Ils dénoncent le fait que :
- les institutions représentatives du personnel n'auraient pas été informées de la situation du salarié,
- la société Transports Vermeesch a manqué à son obligation de recherche de reclassement,
- la société Transports Vermeesch a imposé à M. [F] à l'issue de l'entretien du 1er février 2013 la suspension de son contrat de travail pour éviter d'avoir à assumer les frais d'un licenciement, espérant qu'à terme, il démissionne.
Sur ce dernier point, ils ajoutent que l'employeur a fait perdurer la situation malgré les courriers de M. [F] des 19 décembre 2017 et 21 février 2018 demandant d'y mettre fin.
Pour sa part, la société Transports Vermeesch qui précise d'abord qu'elle ne pouvait consulter un représentant du personnel dès lors qu'elle n'était pas tenue d'en avoir un, affirme que M. [F] a toujours donné son accord lors de leurs rencontres successives pour continuer à suspendre le contrat de travail tant qu'il n'avait pas récupéré son permis de conduire, remettant en cause la crédibilité des 2 courriers invoqués par les appelants.
Elle prétend également avoir respecté son obligation de reclassement, dans la mesure où il était impossible le 1er février 2013 de trouver un nouveau poste pour M. [F] en l'absence d'emploi sédentaire au sein de l'entreprise, et où elle lui avait proposé en mars 2018 un nouveau poste créé que l'intéressé n'a ni refusé, ni accepté.
Sur ce,
L'article 2 de l'accord du 13 novembre 1992 portant diverses mesures sociales d'accompagnement des dispositions relatives au permis à points, pris en application de la convention collective nationale des transports routiers, dispose que :
1. La suspension ou l'invalidation du permis de conduire n'entraînent pas, en tant que telles, la rupture automatique du contrat de travail du salarié occupant un emploi de conducteur au sens de la convention collective susvisée, à condition que le salarié concerné ait immédiatement informé son employeur de la mesure dont il a fait l'objet, à savoir le premier jour de travail suivant celui où la mesure lui a été notifiée.

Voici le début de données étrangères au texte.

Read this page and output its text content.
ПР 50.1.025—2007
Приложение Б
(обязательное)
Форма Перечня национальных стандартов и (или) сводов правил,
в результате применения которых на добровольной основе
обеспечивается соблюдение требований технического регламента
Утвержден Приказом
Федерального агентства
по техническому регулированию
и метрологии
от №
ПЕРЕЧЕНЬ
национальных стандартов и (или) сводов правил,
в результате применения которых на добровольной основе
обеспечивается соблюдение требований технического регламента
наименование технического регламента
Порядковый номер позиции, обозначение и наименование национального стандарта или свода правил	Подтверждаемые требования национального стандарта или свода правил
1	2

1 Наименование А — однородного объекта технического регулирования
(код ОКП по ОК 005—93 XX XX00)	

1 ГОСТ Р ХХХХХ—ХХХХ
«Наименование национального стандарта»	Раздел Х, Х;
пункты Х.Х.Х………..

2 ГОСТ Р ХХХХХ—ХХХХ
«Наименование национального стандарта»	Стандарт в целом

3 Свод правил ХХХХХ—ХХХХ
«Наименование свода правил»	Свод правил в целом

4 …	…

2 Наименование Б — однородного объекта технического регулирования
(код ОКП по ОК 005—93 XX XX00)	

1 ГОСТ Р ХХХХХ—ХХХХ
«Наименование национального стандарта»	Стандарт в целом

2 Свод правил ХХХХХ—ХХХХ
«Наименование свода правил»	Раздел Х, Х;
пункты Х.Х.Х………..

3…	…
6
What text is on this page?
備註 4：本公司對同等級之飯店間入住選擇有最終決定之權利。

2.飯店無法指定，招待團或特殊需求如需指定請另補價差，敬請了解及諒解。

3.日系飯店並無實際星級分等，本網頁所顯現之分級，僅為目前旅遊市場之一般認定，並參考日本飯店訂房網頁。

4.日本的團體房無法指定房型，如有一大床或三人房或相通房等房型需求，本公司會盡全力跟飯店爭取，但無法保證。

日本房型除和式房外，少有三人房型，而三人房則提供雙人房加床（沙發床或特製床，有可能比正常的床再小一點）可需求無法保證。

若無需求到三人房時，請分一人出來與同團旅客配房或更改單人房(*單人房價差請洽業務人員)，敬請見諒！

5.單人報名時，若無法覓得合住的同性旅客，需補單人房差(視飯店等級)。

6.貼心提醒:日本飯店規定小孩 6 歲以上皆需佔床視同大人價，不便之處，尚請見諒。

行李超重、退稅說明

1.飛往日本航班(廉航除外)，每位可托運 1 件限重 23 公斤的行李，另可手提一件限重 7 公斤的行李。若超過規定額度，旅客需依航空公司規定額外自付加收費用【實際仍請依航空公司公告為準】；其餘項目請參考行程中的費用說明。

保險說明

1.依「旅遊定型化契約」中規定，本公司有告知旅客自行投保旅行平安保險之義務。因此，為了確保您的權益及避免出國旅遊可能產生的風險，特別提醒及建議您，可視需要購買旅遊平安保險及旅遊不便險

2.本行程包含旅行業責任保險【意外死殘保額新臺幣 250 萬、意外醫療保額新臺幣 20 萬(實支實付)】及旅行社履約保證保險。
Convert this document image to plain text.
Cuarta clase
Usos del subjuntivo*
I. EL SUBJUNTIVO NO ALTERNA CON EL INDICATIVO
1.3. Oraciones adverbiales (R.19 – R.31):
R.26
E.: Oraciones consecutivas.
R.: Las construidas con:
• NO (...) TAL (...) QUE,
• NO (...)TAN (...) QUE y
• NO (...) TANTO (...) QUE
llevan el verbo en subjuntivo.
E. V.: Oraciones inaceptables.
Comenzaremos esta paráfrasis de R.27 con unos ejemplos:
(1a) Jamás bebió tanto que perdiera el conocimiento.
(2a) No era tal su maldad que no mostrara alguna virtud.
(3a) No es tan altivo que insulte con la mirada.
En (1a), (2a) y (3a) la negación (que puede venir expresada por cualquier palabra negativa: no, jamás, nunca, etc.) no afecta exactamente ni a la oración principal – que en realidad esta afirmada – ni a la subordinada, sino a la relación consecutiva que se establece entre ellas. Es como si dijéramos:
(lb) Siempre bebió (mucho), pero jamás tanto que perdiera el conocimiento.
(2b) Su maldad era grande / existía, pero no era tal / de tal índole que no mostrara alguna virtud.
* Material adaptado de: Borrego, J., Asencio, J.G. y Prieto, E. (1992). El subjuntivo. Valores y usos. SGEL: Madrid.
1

2. Une concertation doit s'engager entre l'employeur et le conducteur afin qu'ils examinent ensemble la situation, sans qu'il soit pour autant porté atteinte au principe de la confidentialité.
À cette occasion, le conducteur, s'il le souhaite, se fait assister par une personne de son choix appartenant à l'entreprise.
La situation du salarié concerné fait l'objet d'une information de la part de l'employeur au comité d'établissement ou d'entreprise ou aux délégués du personnel au cours de la réunion mensuelle la plus proche de l'une de ces institutions représentatives.
a) À l'issue de la concertation avec l'employeur, si un emploi de reclassement se trouve immédiatement disponible, celui-ci est proposé au conducteur.
b) À défaut, et pour permettre le maintien des ressources du conducteur, celui-ci peut demander la liquidation de tout ou partie de ses congés acquis (congés payés, repos compensateurs...) notamment dans les hypothèses de suspension de permis de conduire de courte durée.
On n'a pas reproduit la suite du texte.